Another person who was honored in Summer Under the Stars back in 2024 was Tony Curtis, and among the films of his that I hadn't seen before TCM ran them was one from later in Curtis' career called Insignificance. The synopsis sounded interesting enough, so I recorded it in order to watch and write up a review here.
It's sometime in the early 1950s, in New York City, and it looks for all the world like the famous subway grate scene from The Seven Year Itch is being filmed. Except that none of the characters are actually given names so the actress who looks like it's supposed to be Marilyn Monroe is just The Actress, played by Theresa Russell. After shooting wraps for the day, her taxi driver is supposed to take her back to her hotel. But she has him stop at a newsstand and then, wanting to get away from everybody, she goes to a different hotel.
In that hotel is a Professor (Michael Emil), who looks a lot like Albert Einstein and is clearly working on some sort of advanced physics as he's got a ton of papers around him. Einstein, like this professor, was open about the idea that using nuclear as a weapon was something with which he was uncomfortable. As a result, after the Americans won World War II and then Soviet spies got the knowledge to make their own atomic weapons, some in high political office considered the atomic scientists politically suspect. Tony Curtis plays The Senator, based obviously on Joseph McCarthy, and he shows up at the Professor's hotel room trying to get the Professor to testify in front of the Senate committee, which the Professor doesn't wish to do.
And then The Actress knocks on the Professor's door. Each of them is happy to be in the presence of a kindred soul, and each of them seems to be intellectually curious, so they start talking about each other's lives, with the Actress describing how she understands the theory of relativity. The Professor, having a full suite and not just a single room, is willing to let The Actress crash for the night as well since she clearly wants to get out of the limelight for the evening.
Complicating matters is that the Actress is in the middle of a marriage that isn't going well, to a prominent baseball player (Gary Busey). This is an obvious reference to Joe DiMaggio. It's posited that one of the reasons that the marriage isn't going well is that the Actress is unable to carry a pregancy to term, and as the movie reaches its climax, such as the climax is, it seems as though she's currently pregnant but about to suffer a miscarriage from all the stress she's going through in her life. Or this could just be an illusion on her part, as the movie plays with time and has characters go through flashbacks and have thoughts about the future.

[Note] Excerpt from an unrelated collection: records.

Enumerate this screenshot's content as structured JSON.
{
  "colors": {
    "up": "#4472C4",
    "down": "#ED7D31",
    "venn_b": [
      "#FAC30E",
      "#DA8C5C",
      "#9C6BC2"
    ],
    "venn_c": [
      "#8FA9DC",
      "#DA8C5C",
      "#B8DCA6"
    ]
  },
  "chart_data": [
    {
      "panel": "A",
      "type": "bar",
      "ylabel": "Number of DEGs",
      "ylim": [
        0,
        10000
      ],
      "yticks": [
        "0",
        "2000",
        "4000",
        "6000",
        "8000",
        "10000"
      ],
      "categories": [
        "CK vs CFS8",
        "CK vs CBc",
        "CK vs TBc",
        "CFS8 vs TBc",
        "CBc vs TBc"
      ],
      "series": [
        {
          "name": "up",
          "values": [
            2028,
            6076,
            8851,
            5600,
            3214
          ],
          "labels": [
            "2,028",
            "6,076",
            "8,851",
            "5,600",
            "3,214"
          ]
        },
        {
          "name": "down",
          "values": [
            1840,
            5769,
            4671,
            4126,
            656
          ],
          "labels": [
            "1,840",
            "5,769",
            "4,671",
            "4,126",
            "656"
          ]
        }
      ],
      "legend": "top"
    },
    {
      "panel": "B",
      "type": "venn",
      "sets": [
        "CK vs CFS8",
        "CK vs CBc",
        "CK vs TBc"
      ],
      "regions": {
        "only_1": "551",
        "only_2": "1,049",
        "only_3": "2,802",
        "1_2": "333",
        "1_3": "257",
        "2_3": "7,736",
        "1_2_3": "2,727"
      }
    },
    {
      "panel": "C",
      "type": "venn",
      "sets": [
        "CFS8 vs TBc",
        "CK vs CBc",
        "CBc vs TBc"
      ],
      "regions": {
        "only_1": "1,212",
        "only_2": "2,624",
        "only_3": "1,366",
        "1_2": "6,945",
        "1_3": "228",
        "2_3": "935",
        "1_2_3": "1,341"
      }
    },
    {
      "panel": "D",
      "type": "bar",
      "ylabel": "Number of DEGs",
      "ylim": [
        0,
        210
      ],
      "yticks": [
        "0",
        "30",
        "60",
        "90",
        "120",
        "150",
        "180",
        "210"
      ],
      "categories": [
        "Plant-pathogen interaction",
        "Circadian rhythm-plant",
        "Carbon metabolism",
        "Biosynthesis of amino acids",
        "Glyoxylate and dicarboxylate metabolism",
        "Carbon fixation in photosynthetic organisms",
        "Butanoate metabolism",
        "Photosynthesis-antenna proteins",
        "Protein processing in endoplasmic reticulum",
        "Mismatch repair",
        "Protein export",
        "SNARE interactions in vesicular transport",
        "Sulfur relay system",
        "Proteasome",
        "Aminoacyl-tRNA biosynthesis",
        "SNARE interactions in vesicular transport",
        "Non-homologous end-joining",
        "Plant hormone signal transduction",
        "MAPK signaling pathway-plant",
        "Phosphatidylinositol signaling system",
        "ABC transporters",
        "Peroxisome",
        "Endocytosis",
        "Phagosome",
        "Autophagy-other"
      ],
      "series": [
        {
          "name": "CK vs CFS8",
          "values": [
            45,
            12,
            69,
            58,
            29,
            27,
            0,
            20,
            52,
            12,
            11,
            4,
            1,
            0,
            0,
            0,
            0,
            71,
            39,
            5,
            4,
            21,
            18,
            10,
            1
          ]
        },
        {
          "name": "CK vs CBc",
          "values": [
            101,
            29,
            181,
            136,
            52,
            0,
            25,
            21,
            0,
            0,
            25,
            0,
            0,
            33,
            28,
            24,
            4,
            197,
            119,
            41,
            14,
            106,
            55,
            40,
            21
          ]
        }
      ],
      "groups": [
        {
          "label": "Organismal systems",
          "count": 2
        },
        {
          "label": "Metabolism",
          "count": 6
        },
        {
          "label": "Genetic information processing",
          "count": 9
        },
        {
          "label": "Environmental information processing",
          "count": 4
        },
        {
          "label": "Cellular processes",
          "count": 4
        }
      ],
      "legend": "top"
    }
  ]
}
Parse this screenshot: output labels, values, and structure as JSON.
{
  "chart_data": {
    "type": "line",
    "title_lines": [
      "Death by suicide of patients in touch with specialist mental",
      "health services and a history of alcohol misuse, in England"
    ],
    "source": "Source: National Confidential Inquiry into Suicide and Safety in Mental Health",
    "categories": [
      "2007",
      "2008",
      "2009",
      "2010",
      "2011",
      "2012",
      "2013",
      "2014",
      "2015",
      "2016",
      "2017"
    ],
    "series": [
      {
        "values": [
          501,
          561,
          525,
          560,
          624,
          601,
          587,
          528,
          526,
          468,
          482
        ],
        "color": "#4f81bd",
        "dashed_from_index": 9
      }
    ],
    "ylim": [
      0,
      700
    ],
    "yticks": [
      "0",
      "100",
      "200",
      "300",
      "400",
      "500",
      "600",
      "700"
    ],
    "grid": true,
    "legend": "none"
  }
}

It's the way the movie goes back and forth in time that makes Insignificance a tough picture to get into. That, and the fact that for me the movie feels a bit like Boomerporn, or at least the sort of personalities that the first half of the Baby Boom generation would be thought to have as cultural touchstones are the subject here, thirty years removed from when the movie is set. I've stated before that I'm not the biggest fan of movies that take a doe-eyed look back at that era, and Insignificance has a decided visual look of artificially trying to recreate the early 1950s. So Insignificance is definitely not the sort of movie that's going to be for everybody.